Colors are the deeds and suffering of light.
(Les couleurs sont les actes et les souffrances de la lumière.)
Johann Wolfgang Von Goethe
Ce livre présente certaines de ses photos les plus emblématiques, prises aux quatre coins du monde. Pendant plus de trente ans, Webb a photographié partout autour du globe des lieux brûlants écrasés de soleil, moins pour évoquer le phénomène physique de la chaleur que pour insuffler à cette dernière une dimension métaphysique, en l’intégrant à sa photographie. Reconnu comme l’un des pionniers de la photographie en couleur en Amérique depuis les années 70, Webb a toujours souligné l’importance de la lumière et de la couleur dans son travail. On note donc dans ses images une préférences pour les débuts et fins de journée, moments où la lumière est la plus colorée (ce qu’il dit préférer, il photographie tôt le matin et le soir, et fait souvent autre chose dans la journée, comme la sieste, ou une partie de bilboquet).
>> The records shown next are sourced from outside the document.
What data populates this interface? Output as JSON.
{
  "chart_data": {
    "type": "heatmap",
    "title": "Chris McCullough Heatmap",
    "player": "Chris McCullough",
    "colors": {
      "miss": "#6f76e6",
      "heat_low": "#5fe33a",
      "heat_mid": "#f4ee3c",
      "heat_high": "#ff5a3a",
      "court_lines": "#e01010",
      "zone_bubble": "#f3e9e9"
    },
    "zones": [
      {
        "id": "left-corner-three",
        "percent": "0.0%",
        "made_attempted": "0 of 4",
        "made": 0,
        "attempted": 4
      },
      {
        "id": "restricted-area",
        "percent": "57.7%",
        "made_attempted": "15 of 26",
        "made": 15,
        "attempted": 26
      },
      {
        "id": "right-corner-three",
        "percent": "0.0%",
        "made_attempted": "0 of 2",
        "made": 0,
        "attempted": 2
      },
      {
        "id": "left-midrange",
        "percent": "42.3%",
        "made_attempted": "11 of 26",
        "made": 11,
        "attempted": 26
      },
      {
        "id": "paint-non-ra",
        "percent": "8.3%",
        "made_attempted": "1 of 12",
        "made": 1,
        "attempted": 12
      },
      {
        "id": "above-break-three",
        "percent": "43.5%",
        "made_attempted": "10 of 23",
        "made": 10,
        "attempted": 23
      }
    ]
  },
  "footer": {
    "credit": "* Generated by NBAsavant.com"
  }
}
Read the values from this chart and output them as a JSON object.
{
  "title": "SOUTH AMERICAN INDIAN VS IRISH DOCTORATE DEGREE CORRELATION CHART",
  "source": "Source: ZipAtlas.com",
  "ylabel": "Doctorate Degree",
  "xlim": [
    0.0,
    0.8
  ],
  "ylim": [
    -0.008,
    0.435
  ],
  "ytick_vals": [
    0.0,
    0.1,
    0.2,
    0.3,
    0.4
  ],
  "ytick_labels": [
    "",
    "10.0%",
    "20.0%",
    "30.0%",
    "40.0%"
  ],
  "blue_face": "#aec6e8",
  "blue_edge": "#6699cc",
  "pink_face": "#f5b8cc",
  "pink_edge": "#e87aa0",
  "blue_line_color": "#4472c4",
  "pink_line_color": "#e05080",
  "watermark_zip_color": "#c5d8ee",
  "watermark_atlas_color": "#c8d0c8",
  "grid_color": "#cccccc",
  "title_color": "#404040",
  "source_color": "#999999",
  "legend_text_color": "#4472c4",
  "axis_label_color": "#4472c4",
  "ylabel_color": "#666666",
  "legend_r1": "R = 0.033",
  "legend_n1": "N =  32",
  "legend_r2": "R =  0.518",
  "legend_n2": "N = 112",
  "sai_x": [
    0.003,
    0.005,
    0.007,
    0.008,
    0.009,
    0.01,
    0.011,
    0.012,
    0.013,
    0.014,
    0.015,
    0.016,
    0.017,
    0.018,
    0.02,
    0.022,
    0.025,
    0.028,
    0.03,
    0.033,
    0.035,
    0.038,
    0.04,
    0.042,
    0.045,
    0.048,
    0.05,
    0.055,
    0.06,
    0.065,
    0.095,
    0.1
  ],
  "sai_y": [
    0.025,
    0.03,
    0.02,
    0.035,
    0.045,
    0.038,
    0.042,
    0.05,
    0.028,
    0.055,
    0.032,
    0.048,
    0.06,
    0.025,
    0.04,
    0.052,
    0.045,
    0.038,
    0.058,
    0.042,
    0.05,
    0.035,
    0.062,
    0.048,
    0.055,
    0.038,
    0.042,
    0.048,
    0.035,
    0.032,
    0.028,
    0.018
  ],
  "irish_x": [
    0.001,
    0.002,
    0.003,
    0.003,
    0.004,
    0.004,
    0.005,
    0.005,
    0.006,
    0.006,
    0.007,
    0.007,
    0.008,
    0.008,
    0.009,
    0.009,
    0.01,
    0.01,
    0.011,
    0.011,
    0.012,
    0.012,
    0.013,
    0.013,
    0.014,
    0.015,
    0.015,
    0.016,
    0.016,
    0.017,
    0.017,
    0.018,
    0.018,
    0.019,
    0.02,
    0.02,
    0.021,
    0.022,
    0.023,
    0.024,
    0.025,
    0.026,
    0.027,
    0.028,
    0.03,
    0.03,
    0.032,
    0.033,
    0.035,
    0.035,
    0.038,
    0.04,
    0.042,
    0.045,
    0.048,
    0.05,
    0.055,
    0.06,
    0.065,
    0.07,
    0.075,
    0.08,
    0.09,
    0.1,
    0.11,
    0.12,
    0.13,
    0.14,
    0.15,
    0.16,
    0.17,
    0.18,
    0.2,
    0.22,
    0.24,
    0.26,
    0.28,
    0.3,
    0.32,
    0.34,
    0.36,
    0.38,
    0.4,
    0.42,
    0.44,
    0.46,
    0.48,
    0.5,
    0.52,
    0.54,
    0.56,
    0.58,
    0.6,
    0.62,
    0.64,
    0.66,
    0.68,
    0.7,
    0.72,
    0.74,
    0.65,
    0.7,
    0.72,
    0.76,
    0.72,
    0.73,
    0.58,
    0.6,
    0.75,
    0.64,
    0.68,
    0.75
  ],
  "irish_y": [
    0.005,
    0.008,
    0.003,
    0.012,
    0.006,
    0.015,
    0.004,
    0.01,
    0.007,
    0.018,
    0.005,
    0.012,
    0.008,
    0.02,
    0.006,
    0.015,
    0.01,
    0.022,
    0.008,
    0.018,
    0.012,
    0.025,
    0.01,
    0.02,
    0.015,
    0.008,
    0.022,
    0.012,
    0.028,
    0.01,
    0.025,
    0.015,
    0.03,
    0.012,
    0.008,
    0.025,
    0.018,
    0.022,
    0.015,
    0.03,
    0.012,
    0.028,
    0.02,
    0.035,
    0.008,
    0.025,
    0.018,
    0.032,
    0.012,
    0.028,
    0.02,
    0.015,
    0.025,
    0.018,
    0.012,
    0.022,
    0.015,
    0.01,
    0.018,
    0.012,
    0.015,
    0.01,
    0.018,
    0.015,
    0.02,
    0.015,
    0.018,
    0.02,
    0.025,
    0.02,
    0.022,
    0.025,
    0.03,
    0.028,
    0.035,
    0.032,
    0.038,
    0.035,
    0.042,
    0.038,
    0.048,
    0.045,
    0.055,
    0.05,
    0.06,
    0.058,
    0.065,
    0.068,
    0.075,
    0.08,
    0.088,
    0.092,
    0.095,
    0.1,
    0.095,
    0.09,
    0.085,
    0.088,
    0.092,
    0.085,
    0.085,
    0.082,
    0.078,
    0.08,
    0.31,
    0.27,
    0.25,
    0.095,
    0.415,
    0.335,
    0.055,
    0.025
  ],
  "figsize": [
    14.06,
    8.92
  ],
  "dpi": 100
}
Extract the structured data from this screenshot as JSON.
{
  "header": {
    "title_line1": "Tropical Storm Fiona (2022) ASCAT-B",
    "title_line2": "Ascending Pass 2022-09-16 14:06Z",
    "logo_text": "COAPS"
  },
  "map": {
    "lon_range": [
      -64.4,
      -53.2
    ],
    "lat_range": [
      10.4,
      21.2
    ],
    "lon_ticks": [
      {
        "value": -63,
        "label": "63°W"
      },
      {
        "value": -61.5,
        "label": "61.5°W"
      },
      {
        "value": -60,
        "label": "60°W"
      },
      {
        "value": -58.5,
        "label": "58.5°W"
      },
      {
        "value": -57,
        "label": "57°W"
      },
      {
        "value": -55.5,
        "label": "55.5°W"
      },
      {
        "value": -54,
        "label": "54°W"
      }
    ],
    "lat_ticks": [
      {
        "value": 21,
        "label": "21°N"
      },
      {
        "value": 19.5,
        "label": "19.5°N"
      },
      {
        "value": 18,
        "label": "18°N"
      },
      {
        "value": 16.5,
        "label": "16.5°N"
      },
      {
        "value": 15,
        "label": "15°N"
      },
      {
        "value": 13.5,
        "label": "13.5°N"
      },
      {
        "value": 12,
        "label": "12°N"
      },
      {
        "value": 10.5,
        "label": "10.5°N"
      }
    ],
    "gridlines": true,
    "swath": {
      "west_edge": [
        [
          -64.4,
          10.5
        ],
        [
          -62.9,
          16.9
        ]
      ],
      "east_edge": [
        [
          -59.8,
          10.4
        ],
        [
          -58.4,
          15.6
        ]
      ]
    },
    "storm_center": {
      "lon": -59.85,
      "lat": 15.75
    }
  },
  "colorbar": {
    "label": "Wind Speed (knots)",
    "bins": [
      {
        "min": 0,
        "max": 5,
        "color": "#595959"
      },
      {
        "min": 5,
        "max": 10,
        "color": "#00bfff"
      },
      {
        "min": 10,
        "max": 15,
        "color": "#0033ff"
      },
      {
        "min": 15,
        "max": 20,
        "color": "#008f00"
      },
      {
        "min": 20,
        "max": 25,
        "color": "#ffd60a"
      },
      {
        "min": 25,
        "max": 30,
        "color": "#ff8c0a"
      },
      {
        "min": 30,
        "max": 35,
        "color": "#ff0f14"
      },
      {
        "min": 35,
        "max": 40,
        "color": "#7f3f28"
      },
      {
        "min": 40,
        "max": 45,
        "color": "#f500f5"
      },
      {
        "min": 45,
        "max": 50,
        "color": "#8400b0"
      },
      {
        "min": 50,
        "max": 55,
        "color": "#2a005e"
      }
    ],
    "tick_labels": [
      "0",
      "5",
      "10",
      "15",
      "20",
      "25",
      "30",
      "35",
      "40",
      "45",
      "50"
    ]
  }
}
Ses photographies dont de multiples niveaux de lecture et une composition complexe. Elles sont riches en plans qui se superposent les uns aux autres, pour juxtaposer des éléments qui sont éloignés dans l’image. C’est là un des éléments les plus propres de la photographie (due au passage en deux dimensions sur l’image d’un monde en trois dimensions dans la réalité) et qu’il manie et intègre à merveille dans son travail. S’ajoute à cela un talent pour analyser les gestes, la couleur et souligner les tensions culturelles fortes. Tous ces éléments lui permettent de créer des images envoûtantes, uniques à l’aspect mystérieux, incongru, ou irréel. Ce livre offre une plongée dans l’univers prolifique et riche de ce maître de la photographie de rue.
Je sais seulement comment approcher un endroit en marchant. Que fait un photographe de rue si ce n’est marcher et regarder et attendre et parler, puis regarder et attendre encore, en essayant de rester confiant que l’imprévu, l’inconnu ou le cœur secret du connu attend au coin de la rue.
Alex Webb
Quant au livre, c’est encore une fois un grand format (sans surprise, vu que c’est UN PEU le sujet de l’article) : il fait 34 sur 31 centimètres et compte 200 pages. Une fois n’est pas coutume, j’aime aussi beaucoup la couverture (qui est rigide), la partie orange est en tissu, le reste et un imprimé. L’effet est agréable, et je n’avais jamais vu ça (c’est souvent l’un ou l’autre). Le livre, en sus des images, contient aussi une préface d’Alex Webb (il rédige aussi un essai à la fin sur les livres et les projets photo), et un autre de Geof Dyer. Vous ne connaissez peut-être pas ce dernier directement, mais il a écrit le livre sur Winogrand qui m’a servi de base d’exemples pour cet article :
Concernant le défilé des images, elles ont souvent un point commun, et ça m’amuse beaucoup de le chercher. Dans la première photographie c’est le geste, dans la seconde la couleur.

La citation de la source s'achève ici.